Comment by apercu
9 months ago
In my experience LLMs can't get basic western music theory right, there's no way I would use an LLM for something harder than that.
9 months ago
In my experience LLMs can't get basic western music theory right, there's no way I would use an LLM for something harder than that.
While I may be mistaken, but I don't believe that LLMs are trained on a large corpus of machine readable music representations, which would arguably be crucial to strong performance in common practice music theory. I would also surmise that most music theory related datasets largely arrive without musical representations altogether.
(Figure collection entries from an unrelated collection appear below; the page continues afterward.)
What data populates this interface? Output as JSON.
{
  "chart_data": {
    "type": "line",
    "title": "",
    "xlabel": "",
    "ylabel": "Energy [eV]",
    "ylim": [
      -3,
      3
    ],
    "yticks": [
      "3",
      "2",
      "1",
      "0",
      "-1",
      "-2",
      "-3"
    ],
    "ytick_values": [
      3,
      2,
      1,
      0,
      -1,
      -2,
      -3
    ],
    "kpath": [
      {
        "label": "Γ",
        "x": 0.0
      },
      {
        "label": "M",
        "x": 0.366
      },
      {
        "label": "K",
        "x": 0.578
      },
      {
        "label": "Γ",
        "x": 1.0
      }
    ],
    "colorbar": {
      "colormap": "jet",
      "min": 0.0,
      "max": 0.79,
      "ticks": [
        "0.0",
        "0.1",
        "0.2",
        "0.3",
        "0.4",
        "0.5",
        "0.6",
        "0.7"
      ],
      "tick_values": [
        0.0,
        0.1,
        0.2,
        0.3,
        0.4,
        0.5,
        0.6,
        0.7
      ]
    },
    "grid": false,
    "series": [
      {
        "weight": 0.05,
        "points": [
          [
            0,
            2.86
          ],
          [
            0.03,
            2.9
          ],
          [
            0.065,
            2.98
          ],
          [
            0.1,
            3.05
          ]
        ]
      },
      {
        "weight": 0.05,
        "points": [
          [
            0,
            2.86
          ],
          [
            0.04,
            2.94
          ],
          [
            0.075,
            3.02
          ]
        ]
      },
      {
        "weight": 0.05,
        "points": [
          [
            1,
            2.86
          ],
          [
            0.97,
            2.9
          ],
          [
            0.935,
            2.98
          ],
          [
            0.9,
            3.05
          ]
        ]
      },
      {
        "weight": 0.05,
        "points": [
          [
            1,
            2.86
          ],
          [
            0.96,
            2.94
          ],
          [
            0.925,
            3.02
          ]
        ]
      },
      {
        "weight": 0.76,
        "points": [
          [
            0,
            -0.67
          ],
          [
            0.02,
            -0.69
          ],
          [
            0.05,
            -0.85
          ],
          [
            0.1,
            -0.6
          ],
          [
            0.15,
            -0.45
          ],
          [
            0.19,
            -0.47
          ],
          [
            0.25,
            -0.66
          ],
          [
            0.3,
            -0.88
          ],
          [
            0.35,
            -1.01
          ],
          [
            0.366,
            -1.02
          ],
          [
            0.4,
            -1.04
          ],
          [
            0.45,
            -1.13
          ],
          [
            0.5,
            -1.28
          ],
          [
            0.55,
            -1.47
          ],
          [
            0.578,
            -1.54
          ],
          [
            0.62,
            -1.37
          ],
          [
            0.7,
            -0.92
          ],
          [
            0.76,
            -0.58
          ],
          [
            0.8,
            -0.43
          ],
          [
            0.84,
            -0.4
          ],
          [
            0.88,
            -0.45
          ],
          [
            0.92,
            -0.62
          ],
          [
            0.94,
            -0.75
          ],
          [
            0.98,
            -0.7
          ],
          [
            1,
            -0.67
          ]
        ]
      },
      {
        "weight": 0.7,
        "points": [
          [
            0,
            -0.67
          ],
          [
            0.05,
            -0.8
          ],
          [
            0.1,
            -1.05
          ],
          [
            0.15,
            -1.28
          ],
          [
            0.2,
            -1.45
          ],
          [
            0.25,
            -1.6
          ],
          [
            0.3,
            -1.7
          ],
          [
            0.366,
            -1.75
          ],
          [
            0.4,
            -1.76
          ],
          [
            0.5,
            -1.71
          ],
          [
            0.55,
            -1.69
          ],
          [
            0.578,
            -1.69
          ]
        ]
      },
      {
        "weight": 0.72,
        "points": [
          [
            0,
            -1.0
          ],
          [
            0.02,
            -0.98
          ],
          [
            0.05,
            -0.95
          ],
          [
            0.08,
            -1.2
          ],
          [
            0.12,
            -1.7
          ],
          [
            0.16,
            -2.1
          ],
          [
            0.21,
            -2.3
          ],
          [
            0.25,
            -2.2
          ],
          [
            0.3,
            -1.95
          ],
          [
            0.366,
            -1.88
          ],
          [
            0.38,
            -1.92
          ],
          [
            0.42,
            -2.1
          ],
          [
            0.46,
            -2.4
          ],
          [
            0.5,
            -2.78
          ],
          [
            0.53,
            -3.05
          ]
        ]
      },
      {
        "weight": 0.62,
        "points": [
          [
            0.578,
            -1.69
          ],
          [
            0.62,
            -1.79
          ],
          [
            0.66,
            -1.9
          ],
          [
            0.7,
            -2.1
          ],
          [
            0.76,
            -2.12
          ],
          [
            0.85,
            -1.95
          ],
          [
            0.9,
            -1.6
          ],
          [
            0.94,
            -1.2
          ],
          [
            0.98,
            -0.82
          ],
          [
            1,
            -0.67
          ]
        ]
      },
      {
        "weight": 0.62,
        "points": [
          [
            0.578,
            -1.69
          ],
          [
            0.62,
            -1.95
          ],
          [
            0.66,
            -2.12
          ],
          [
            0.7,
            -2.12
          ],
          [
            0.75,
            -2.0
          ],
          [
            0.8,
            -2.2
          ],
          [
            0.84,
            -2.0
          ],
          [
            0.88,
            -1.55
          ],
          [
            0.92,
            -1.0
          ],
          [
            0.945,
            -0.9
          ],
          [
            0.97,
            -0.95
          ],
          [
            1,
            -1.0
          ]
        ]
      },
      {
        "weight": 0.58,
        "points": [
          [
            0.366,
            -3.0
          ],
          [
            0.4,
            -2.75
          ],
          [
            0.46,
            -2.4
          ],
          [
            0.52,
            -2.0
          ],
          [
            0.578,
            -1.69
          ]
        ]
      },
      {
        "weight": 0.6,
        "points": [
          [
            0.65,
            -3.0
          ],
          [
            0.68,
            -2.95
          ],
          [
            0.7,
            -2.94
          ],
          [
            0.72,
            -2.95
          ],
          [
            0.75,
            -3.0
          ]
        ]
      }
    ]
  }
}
A similar problem exists for many other fields, particularly mathematics, but it is much more profitable to invest the effort to span such representation gaps for them. I would not gauge LLM generality on music theory performance, when its niche representations are likely unavailable in training and it is widely perceived as having miniscule economic value.
music theory is a really good test because in my experience the AI is extremely bad at it
> In my experience LLMs can't get basic western music theory right, there's no way I would use an LLM for something harder than that.
This take is completely oblivious, and frankly sounds like a desperate jab. There are a myriad of activities whose core requirement is a) derive info from a complex context which happens to be supported by a deep and plentiful corpus, b) employ glorified template and rule engines.
LLMs excel at what might be described as interpolating context following input and output in natural language. As in a chatbot that is extensivey trained in domain-specific tasks, which can also parse and generate content. There is absolutely zero lines of intellectual work that do not benefit extensively from this sort of tool. Zero.
A desperate jab? But I _want_ LLM's to be able to do basic, deterministic things accurately. Seems like I touched a nerve? Lol.